スカイ・ライダーズ
(米・78)監督/ダグラス・ヒコックス
出演/ジェームズ・コバーン、スザンナ・ヨーク、ロバート・カルプハンググライダーによるスカイアクションを撮りたかったがために、テキトーにデッチあげたようなストーリーだが、ジェームス・コバーンのアクション・スターとしてのキャリアでは最も脂が乗っていた時代に作られた佳作だと思う。
ギリシャのアメリカ人事業家・ブロッケンの妻子がアナキズムを掲げるテロリスト・グループに誘拐される。パイロットのジムは人質になったのが前妻とその子供であることを知り、役立たずの警察とは別ルートで救出作戦を進める。敵のアジトが山岳地帯にある、周囲を絶壁に囲まれた古寺であることを突きとめ、難攻不落の要塞への陸上からの侵入が不可能と判断したジムは、ハンググライダーのアクロバット・ショーのメンバーを雇って、夜間、グライダーによる襲撃作戦を断行し、見事人質を救出する。

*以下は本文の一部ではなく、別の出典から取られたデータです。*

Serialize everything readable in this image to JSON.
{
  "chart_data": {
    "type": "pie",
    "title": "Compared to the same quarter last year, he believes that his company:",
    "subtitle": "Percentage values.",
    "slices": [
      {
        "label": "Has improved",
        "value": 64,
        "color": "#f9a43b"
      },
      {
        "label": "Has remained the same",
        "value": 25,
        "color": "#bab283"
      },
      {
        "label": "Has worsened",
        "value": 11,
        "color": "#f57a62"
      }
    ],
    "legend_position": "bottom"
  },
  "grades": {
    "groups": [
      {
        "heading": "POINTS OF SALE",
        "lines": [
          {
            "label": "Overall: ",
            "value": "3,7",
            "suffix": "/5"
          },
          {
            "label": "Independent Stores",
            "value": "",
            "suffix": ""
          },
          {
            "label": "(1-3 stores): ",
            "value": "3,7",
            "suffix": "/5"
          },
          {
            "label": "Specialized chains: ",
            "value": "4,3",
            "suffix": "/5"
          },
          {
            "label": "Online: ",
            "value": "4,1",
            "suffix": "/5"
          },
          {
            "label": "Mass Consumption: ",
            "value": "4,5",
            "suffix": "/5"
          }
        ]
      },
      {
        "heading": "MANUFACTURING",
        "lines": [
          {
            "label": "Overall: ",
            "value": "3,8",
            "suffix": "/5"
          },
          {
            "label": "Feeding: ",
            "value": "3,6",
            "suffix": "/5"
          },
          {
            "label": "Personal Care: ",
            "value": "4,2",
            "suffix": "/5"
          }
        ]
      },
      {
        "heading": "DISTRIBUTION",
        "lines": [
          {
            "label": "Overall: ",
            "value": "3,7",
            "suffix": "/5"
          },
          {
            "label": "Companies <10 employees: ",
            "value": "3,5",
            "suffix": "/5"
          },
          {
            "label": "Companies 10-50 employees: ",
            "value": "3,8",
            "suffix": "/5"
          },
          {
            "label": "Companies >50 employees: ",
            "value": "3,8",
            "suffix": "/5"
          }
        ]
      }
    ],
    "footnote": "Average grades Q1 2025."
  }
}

敵アジトを突きとめ、ハンググライダー乗りたちがジムに同意するまでの、あまりの展開の早さと都合の良過ぎに半ば呆れた。良く言えばムダがないのだが、ハッキリ言って単調過ぎの嫌いは否めない。しかも、コバーンも含め襲撃部隊全員が戦闘経験のない素人なのだ。単なるハンググライダーの曲芸師である彼らが機関銃や手榴弾を手際良く使いこなすあたりにも無理がある。ただ、コバーンのカッコ良さは事実で、特にスタントなしで上空数百メートルの高さでヘリにしがみ付くアクションには目を見張るものがある。命がけで救出した元妻の心が、自分ではなく別の男にあることを目の当たりにさせられた時のコバーンの寂し気な表情に“男”を見た。